Frequently Asked Questions

1. Is there a human clinical trial of DPA on its own?

No. As of this review, no randomized controlled trial has tested isolated/purified DPA supplementation in humans. DPA is normally consumed as a minor component of fish oil or a more enriched component of seal oil, and where it appears in human data it is either part of whole-oil EPA+DPA+DHA blends or measured as a circulating biomarker. The strongest human evidence — for coronary heart disease, type 2 diabetes and atrial fibrillation — comes from observational pooling projects of blood omega-3 biomarkers, not from supplementing DPA alone.

2. What does the biomarker evidence actually show for DPA?

In large pooling projects, higher circulating DPA has been associated with lower risk of several outcomes: total coronary heart disease (RR 0.94 per 1-SD), incident type 2 diabetes (HR 0.79 per interquintile range), incident atrial fibrillation (HR 0.89), and colorectal cancer (RR 0.76).
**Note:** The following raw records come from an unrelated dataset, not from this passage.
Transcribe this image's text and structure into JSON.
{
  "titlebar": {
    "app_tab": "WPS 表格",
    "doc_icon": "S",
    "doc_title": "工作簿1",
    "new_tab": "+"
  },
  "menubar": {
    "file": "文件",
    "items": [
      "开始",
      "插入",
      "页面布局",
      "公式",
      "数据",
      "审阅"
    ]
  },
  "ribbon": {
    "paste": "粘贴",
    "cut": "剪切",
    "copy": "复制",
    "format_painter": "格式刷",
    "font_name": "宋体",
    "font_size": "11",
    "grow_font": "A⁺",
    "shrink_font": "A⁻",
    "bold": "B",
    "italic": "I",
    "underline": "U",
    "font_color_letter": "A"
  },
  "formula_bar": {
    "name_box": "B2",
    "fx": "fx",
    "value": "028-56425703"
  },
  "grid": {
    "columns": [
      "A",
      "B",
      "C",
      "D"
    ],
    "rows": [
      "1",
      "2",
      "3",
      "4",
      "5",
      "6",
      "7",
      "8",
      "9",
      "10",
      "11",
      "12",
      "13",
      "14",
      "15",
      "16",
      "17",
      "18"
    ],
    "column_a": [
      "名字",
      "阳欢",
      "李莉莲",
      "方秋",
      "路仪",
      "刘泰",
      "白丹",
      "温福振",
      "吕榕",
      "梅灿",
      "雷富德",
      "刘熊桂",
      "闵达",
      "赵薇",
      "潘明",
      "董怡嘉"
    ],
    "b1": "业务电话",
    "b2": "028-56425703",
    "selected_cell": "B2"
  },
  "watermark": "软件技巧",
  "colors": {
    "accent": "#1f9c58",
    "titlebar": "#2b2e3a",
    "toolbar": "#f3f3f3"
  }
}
These are associations from people's measured blood DPA levels in observational cohorts — they show a consistent direction but cannot establish that taking DPA causes these effects, since no isolated-DPA intervention has been run.

3. Why is DPA studied separately from EPA and DHA?
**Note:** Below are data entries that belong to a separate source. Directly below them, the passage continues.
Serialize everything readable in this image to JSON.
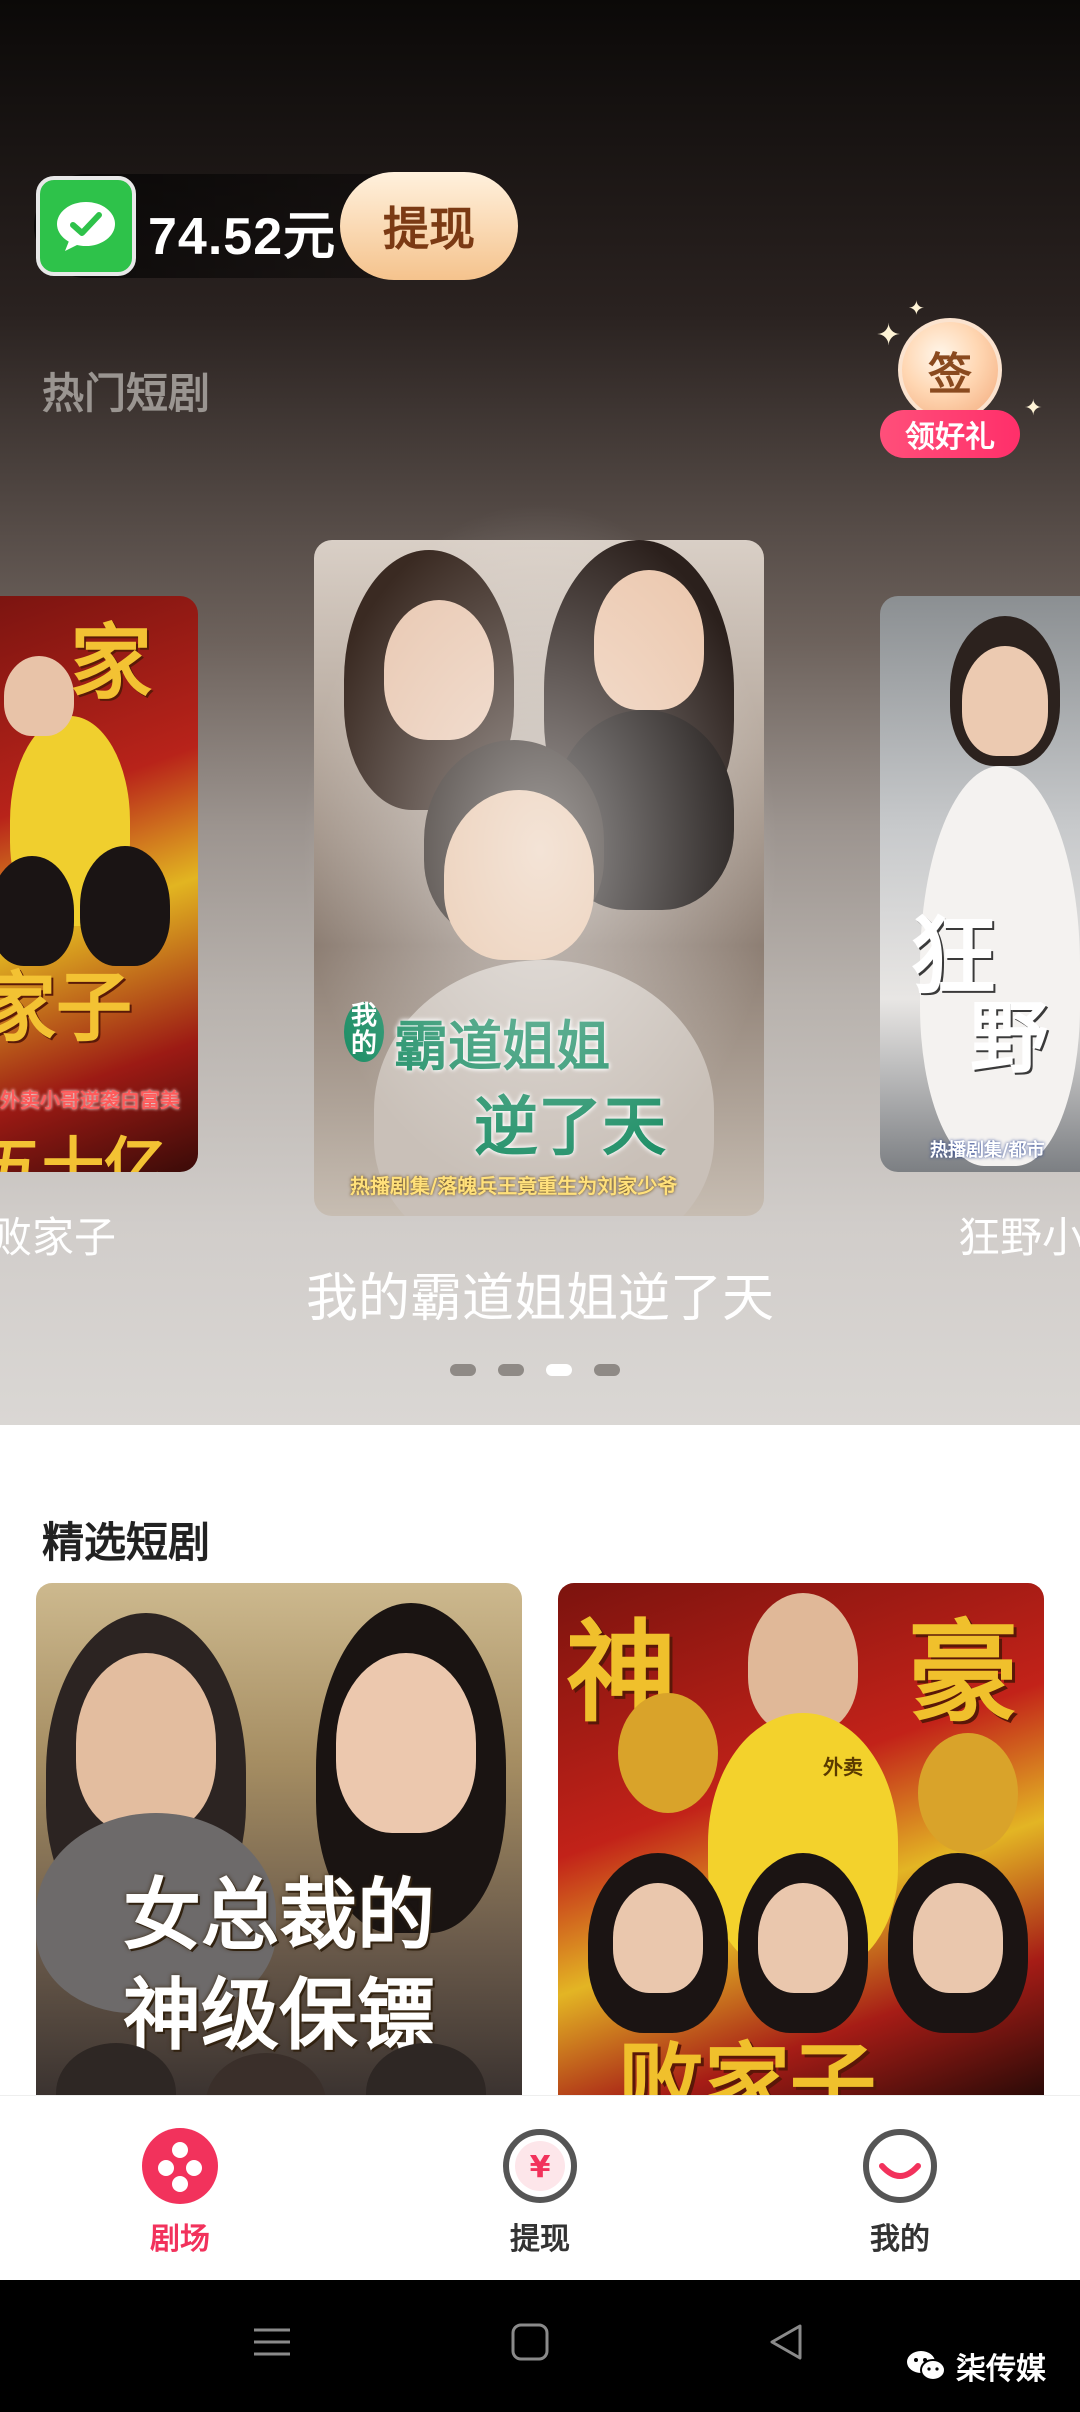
{
  "balance": {
    "amount": "74.52元",
    "withdraw_label": "提现",
    "wechat_icon": "wechat-icon"
  },
  "hot": {
    "title": "热门短剧",
    "signin": {
      "glyph": "签",
      "label": "领好礼"
    },
    "cards": [
      {
        "caption": "败家子",
        "poster_chars": [
          "家",
          "家子",
          "五十亿"
        ],
        "tag": "外卖小哥逆袭白富美"
      },
      {
        "caption": "我的霸道姐姐逆了天",
        "poster_prefix": "我的",
        "poster_line1": "霸道姐姐",
        "poster_line2": "逆了天",
        "tag": "热播剧集/落魄兵王竟重生为刘家少爷"
      },
      {
        "caption": "狂野小",
        "poster_chars": [
          "狂",
          "野"
        ],
        "tag": "热播剧集/都市"
      }
    ],
    "dots": {
      "count": 4,
      "active_index": 2
    }
  },
  "selected": {
    "title": "精选短剧",
    "tiles": [
      {
        "poster_line1": "女总裁的",
        "poster_line2": "神级保镖"
      },
      {
        "poster_chars": [
          "神",
          "豪",
          "败家子"
        ],
        "badge": "外卖"
      }
    ]
  },
  "nav": {
    "items": [
      {
        "label": "剧场",
        "icon": "film-reel-icon",
        "active": true
      },
      {
        "label": "提现",
        "icon": "yen-coin-icon",
        "active": false
      },
      {
        "label": "我的",
        "icon": "smile-icon",
        "active": false
      }
    ]
  },
  "watermark": "柒传媒",
  "colors": {
    "accent": "#f2325c",
    "wechat_green": "#2ec24a",
    "withdraw_text": "#7b3a14"
  }
}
DPA sits as the metabolic intermediate between EPA and DHA and is the substrate for its own family of pro-resolving lipid mediators generated independently of the EPA- and DHA-derived families. In the 19-cohort coronary heart disease pooling project, DPA was actually the only long-chain omega-3 significantly associated with lower total CHD risk, while EPA and DHA were not — which is the kind of finding that motivates treating DPA as a distinct fatty acid. The mediator mechanism itself, however, is supported only by preclinical and review-level work that reports no human effect size.
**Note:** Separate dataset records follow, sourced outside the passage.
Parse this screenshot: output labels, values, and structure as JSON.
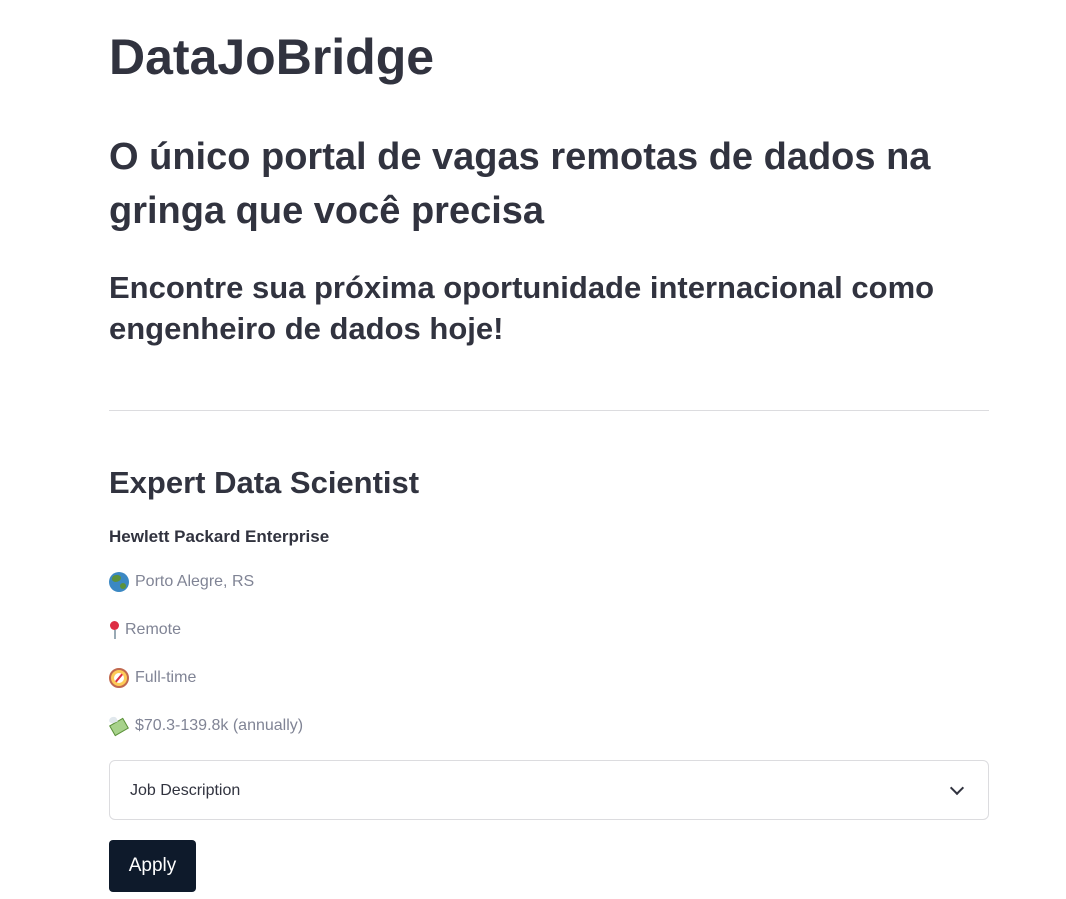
{
  "header": {
    "app_title": "DataJoBridge",
    "headline": "O único portal de vagas remotas de dados na gringa que você precisa",
    "subheadline": "Encontre sua próxima oportunidade internacional como engenheiro de dados hoje!"
  },
  "job": {
    "title": "Expert Data Scientist",
    "company": "Hewlett Packard Enterprise",
    "location": {
      "icon": "globe-icon",
      "text": "Porto Alegre, RS"
    },
    "workplace": {
      "icon": "pin-icon",
      "text": "Remote"
    },
    "employment_type": {
      "icon": "compass-icon",
      "text": "Full-time"
    },
    "salary": {
      "icon": "money-with-wings-icon",
      "text": "$70.3-139.8k (annually)"
    },
    "description_expander": {
      "label": "Job Description",
      "expanded": false
    },
    "apply_label": "Apply"
  },
  "colors": {
    "text": "#31333f",
    "muted": "#808495",
    "divider": "#dcdcdf",
    "button_bg": "#0e1a2b",
    "button_text": "#ffffff"
  }
}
4. Are there safety or regulatory considerations specific to DPA?

There is no DPA-specific human safety dataset; tolerability is expected to parallel other long-chain omega-3 fatty acids (mild GI upset typical of fish-oil-class products), and like all omega-3 PUFAs high intakes may modestly affect platelet function — relevant for anticoagulant/antiplatelet users and the perioperative window. Regulatory-wise, DPA is permitted only as a fish-oil/marine-oil constituent (DSHEA in the US, 2002/46/EC in the EU, ANVISA RDC 243/2018 in Brazil), and there is no standalone authorised health claim for DPA alone in any of these markets and no independent China approval. This page reports research findings and is not medical or dosing guidance.